Your purpose is to illuminate the chosen aspect of the work of literature, help a college-level reader get more out it, and convince such a reader that your analysis of the subject in question is valid.

Illuminate the chosen aspect of the work of literature

Instructions, Audience, and Purpose
Write a minimum of eight (8) pages, but no more than twelve (12) pages literary analysis, applying any choice of critical lens to some work of literature of your choice but based off the list available at this link: http://sonic.net/~rteeter/grtbloom.html.  It is also preferred students will choose some work of literature not covered in class.  The student should include a minimum of three (3) outside, researched sources in the paper to support the student’s ideas.  These three sources do not include the actual text being analyzed (in other words, Hamlet or Beowulf or some other work of literature on the list would not be considered a researched source; instead, it would be the primary source upon which the analysis is focused).

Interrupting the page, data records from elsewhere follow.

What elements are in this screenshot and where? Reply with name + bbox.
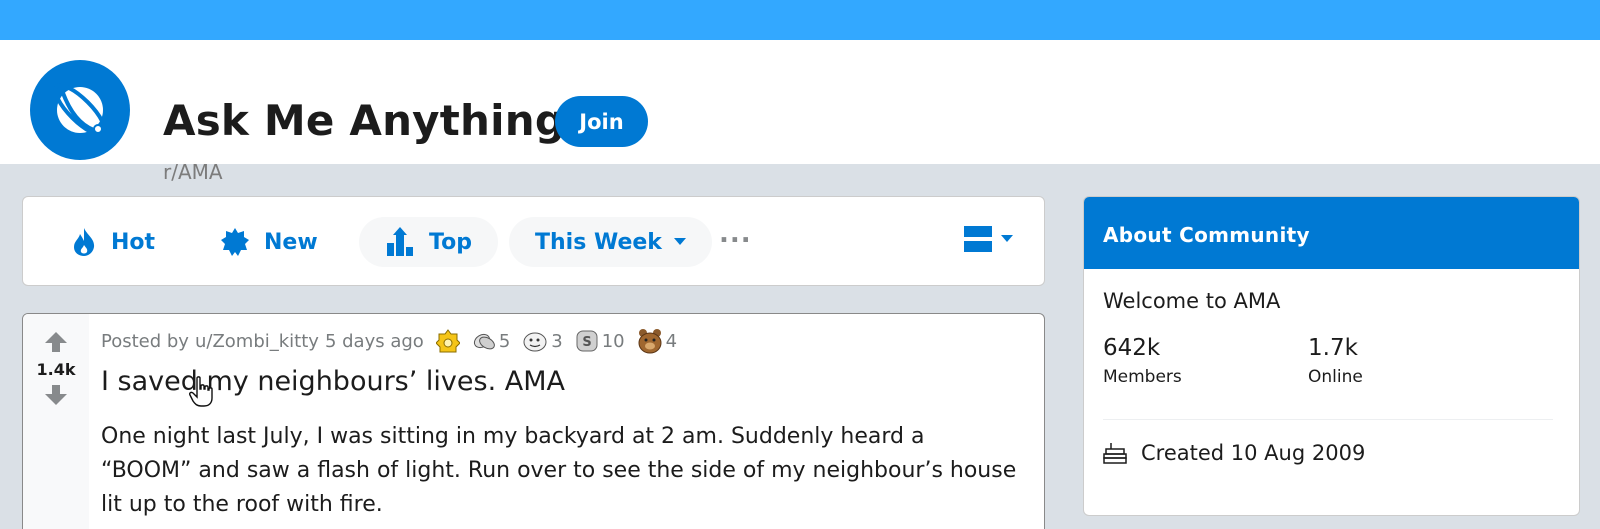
sort-top-label: Top: [429, 229, 472, 255]
join-button[interactable]: Join: [555, 96, 648, 147]
silver-coin-icon: S: [576, 330, 598, 352]
about-welcome: Welcome to AMA: [1103, 289, 1281, 313]
face-icon: [523, 332, 547, 352]
members-label: Members: [1103, 367, 1182, 387]
vote-count: 1.4k: [36, 360, 76, 379]
award-silver-count: 10: [601, 330, 625, 352]
view-layout-dropdown[interactable]: [963, 225, 1013, 253]
gold-medal-icon: [435, 329, 460, 353]
sort-bar: Hot New Top This Week ...: [22, 196, 1045, 286]
community-banner: [0, 0, 1600, 40]
bear-icon: [638, 329, 662, 354]
flame-icon: [74, 228, 95, 256]
svg-text:S: S: [582, 335, 591, 350]
post-meta: Posted by u/Zombi_kitty 5 days ago 5 3 S…: [101, 328, 677, 354]
award-face[interactable]: 3: [522, 329, 563, 353]
created-date: Created 10 Aug 2009: [1103, 441, 1365, 465]
created-text: Created 10 Aug 2009: [1141, 441, 1366, 465]
hand-cursor-icon: [189, 376, 213, 407]
members-value: 642k: [1103, 335, 1161, 361]
upvote-icon[interactable]: [44, 330, 68, 354]
award-silver[interactable]: S 10: [575, 329, 625, 353]
more-options-button[interactable]: ...: [719, 219, 752, 249]
post-card[interactable]: 1.4k Posted by u/Zombi_kitty 5 days ago …: [22, 313, 1045, 529]
sort-new[interactable]: New: [220, 217, 318, 267]
award-hands[interactable]: 5: [472, 329, 510, 353]
sort-top[interactable]: Top: [359, 217, 498, 267]
online-value: 1.7k: [1308, 335, 1358, 361]
community-avatar[interactable]: [26, 56, 134, 164]
time-filter-label: This Week: [535, 229, 662, 255]
members-stat: 642k Members: [1103, 335, 1182, 387]
caret-down-icon: [673, 238, 686, 245]
posted-by-prefix: Posted by: [101, 330, 189, 352]
sort-hot[interactable]: Hot: [71, 217, 155, 267]
award-bear[interactable]: 4: [637, 328, 677, 354]
burst-icon: [221, 228, 249, 256]
community-header: Ask Me Anything r/AMA Join: [0, 40, 1600, 184]
community-name: r/AMA: [163, 160, 223, 184]
post-age[interactable]: 5 days ago: [325, 331, 424, 352]
post-author[interactable]: u/Zombi_kitty: [195, 331, 319, 352]
award-hands-count: 5: [498, 330, 511, 352]
card-view-icon: [964, 226, 992, 252]
online-stat: 1.7k Online: [1308, 335, 1363, 387]
caret-down-icon: [1001, 235, 1013, 242]
about-divider: [1103, 419, 1553, 420]
award-bear-count: 4: [665, 330, 678, 352]
planet-icon: [53, 83, 107, 137]
vote-column: 1.4k: [23, 314, 89, 529]
time-filter-dropdown[interactable]: This Week: [509, 217, 712, 267]
award-face-count: 3: [551, 330, 563, 352]
about-heading: About Community: [1084, 197, 1579, 269]
online-label: Online: [1308, 367, 1363, 387]
top-chart-icon: [387, 227, 413, 256]
sort-hot-label: Hot: [111, 229, 156, 255]
downvote-icon[interactable]: [44, 383, 68, 407]
sort-new-label: New: [264, 229, 318, 255]
community-title: Ask Me Anything: [163, 96, 566, 145]
post-title[interactable]: I saved my neighbours’ lives. AMA: [101, 366, 565, 397]
post-body: One night last July, I was sitting in my…: [101, 424, 1017, 517]
about-community-card: About Community Welcome to AMA 642k Memb…: [1083, 196, 1580, 516]
cake-icon: [1103, 443, 1127, 464]
hands-icon: [473, 333, 495, 350]
award-gold[interactable]: [435, 329, 460, 353]
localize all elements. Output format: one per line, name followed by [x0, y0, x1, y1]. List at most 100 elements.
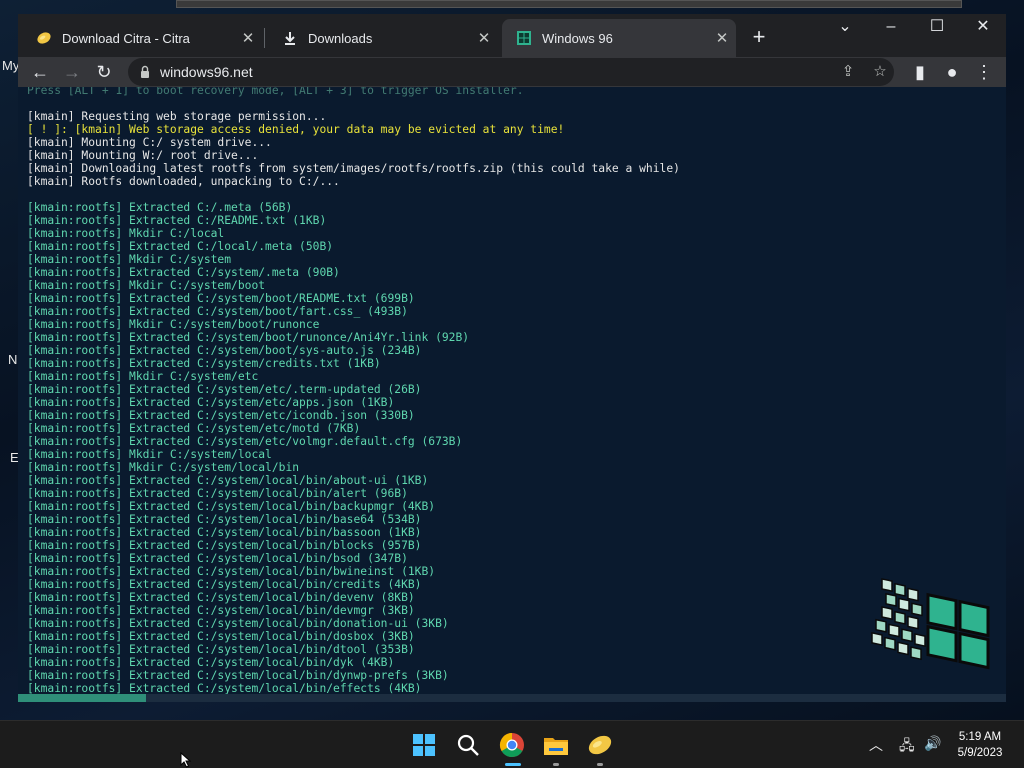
terminal-line: [kmain:rootfs] Extracted C:/system/local… [27, 591, 415, 604]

Your purpose is to illuminate the chosen aspect of the work of literature, help a college-level reader get more out it, and convince such a reader that your analysis of the subject in question is valid.  The purpose of the assignment itself is to give you practice analyzing WHAT a particular subject means, HOW it is significant to an understanding of mythology, and WHY an audience should learn about it. You should also write with an audience of college instructors in mind.

Follow these steps:

After selecting the work of literature you’d like to use, start looking at primary sources on that subject.  For example, if you were to choose the character of Ophelia from Hamlet, you might start by looking at articles and books that analyze what Ophelia represents.

Analyze the work you’ve chosen with that question in mind.
Answer the question, and from that answer formulate a thesis.
Find outside critical research on, in this case, the character of the Ophelia, to support the points you will be making.  (Three sources)

Provide an especially focused INTRODUCTION which clearly states your thesis, and a similarly focused CONCLUSION which reaffirms that idea.  I will post an outline later in the semester.

You will need to:

Research what other critics have said about the subject.
Write the question you are answering, maybe as the attention-getter opening of the paper.
Develop your argument fully, with focused paragraphs and good supporting evidence (reasons, examples, details, quotations, paraphrases) for your claims.
Acknowledge and refute counter-views. (This might be a good place to discuss other critic’s views a bit.)
Keep your audience clearly in mind.
Write engagingly. Write with imagination, insight, and, more than anything, clarity.
Document any sources using MLA format.
Format your manuscript according to MLA guidelines.
Avoid all types of plagiarism.
Carefully edit and proofread your work for lapses in clarity, stylistic problems, and mechanical errors. Sources must be properly credited using MLA format.
Include any drafts with instructor comments, and staple all hardcopy materials.